Sigmund Freud. Une biographie intelectuelle
"En fait, le gaillard est un peu plus compliqué que ça..."
de Joel Whitebook
Presenté par Pierre-Henri Castel
Traduit de l'anglais sous la direction de Pierre-Henri Castel par Jean-Christophe Brossard, Wenshuo Fan, Dylan Guével, Ewald Jolly, Lilian Larribère, Benoît Peuch, Ileana Reinhold, Elizabeth Rossé, Justine van Wingene et Georges Zins.

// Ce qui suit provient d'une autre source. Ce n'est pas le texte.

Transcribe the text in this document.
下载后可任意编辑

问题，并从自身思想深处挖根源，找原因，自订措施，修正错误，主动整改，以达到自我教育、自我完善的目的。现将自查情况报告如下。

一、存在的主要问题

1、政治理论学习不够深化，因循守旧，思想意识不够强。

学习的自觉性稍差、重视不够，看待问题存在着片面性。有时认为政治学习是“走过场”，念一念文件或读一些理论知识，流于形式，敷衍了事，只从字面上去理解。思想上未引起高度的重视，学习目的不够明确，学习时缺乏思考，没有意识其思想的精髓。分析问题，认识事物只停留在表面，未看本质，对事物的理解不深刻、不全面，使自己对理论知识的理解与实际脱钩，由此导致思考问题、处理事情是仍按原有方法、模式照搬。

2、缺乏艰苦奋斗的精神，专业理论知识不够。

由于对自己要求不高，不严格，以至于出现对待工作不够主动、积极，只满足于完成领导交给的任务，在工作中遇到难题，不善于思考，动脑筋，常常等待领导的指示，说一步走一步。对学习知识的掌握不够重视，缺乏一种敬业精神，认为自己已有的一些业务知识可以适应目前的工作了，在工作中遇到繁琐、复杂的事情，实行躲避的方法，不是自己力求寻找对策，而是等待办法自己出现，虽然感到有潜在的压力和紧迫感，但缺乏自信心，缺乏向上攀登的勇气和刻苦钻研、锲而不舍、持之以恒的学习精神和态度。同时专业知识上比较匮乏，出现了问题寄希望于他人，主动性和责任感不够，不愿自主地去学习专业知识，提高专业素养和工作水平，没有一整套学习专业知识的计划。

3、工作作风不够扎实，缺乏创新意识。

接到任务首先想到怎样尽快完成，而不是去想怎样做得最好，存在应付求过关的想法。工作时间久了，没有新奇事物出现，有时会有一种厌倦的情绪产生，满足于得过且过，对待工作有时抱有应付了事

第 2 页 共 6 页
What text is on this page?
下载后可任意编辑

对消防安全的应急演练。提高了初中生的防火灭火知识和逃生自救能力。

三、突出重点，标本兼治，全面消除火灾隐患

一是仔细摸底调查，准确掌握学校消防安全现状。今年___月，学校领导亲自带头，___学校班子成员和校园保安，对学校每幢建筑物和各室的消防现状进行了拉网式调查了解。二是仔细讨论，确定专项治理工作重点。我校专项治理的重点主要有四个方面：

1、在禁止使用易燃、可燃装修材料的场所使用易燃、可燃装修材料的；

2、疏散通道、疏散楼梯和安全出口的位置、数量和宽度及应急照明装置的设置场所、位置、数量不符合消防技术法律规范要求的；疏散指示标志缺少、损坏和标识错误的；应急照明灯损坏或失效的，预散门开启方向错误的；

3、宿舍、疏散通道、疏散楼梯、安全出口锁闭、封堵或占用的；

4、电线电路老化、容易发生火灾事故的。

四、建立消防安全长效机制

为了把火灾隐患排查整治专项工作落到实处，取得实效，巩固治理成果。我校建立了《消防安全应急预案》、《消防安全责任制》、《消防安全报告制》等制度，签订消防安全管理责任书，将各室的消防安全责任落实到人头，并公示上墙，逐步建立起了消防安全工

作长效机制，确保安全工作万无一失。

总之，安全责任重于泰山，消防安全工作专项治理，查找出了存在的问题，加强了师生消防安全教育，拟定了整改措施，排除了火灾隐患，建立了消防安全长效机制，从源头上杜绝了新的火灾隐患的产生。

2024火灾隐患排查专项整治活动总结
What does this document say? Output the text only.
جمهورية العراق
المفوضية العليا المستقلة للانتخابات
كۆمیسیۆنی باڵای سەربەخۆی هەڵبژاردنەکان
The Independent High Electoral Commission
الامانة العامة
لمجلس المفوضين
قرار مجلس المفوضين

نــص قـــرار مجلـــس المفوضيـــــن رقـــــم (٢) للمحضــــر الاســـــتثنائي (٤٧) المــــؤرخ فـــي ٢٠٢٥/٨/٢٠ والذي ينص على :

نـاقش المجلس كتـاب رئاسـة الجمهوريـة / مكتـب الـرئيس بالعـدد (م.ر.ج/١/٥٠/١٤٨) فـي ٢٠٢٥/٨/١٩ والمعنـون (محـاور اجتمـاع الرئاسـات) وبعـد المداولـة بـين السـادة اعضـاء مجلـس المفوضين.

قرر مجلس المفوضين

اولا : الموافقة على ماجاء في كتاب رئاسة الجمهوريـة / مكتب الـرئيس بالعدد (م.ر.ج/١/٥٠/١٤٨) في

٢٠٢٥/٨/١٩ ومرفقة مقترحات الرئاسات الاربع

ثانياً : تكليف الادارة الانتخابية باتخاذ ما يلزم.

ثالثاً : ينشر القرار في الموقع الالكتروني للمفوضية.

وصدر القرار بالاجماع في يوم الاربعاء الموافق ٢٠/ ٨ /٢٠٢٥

« En général, la théorie d’un psychanalyste ne peut avancer plus loin que là où sa propre analyse a progressé. Ce que Freud a dissocié dans sa vie psychique s’est dissocié dans sa pensée, déterminant ainsi les limites de sa “pensée officielle” centrée sur le “complexe paternel”. [D]ans la mesure où le Freud ”officiel”, compte tenu de son histoire précoce, était incapable de faire appel à la dimension maternelle dans la vie psychique, il était tout aussi incapable d’explorer la part irrationnelle de la psyché et d’accomplir son propre programme théorique. » — Joel Whitebook
Né 1856 dans l’Empire austro-hongrois, décédé à Londres, fuyant les Nazis, en 1939, Sigmund Freud est mondialement connu comme le créateur de la psychanalyse. La singularité de son parcours, c’est l’entrelacement étroit entre les vicissitudes de son existence de Juif assimilé, athée, farouchement individualiste et politiquement libéral, animé par une foi profonde dans la science et les Lumières, et les idées théoriques plus sombres auxquelles il a donné un relief extraordinaire, et qui ont imprégné la culture du XXe siècle : inconscient, sexualité infantile, complexe d’Œdipe, transfert, pulsion de mort, toutes issues d’une réflexion révolutionnaire sur les rêves et les déchets et autres anomalies de la vie consciente (actes manqués, névroses, perversions, etc.). Qu’on l’adule ou qu’on la rejette, ou même qu’on s’efforce de la lire en restant « raisonnable », son œuvre continue de révéler à ses lecteurs leurs points aveugles, leurs contradictions et leurs conflits secrets.
Ouvrage publié avec le concours de l’École des Hautes Études en Sciences sociales (EHESS), Laboratoire interdisciplinaire des études sur les réflexivités, Fonds Yan Thomas.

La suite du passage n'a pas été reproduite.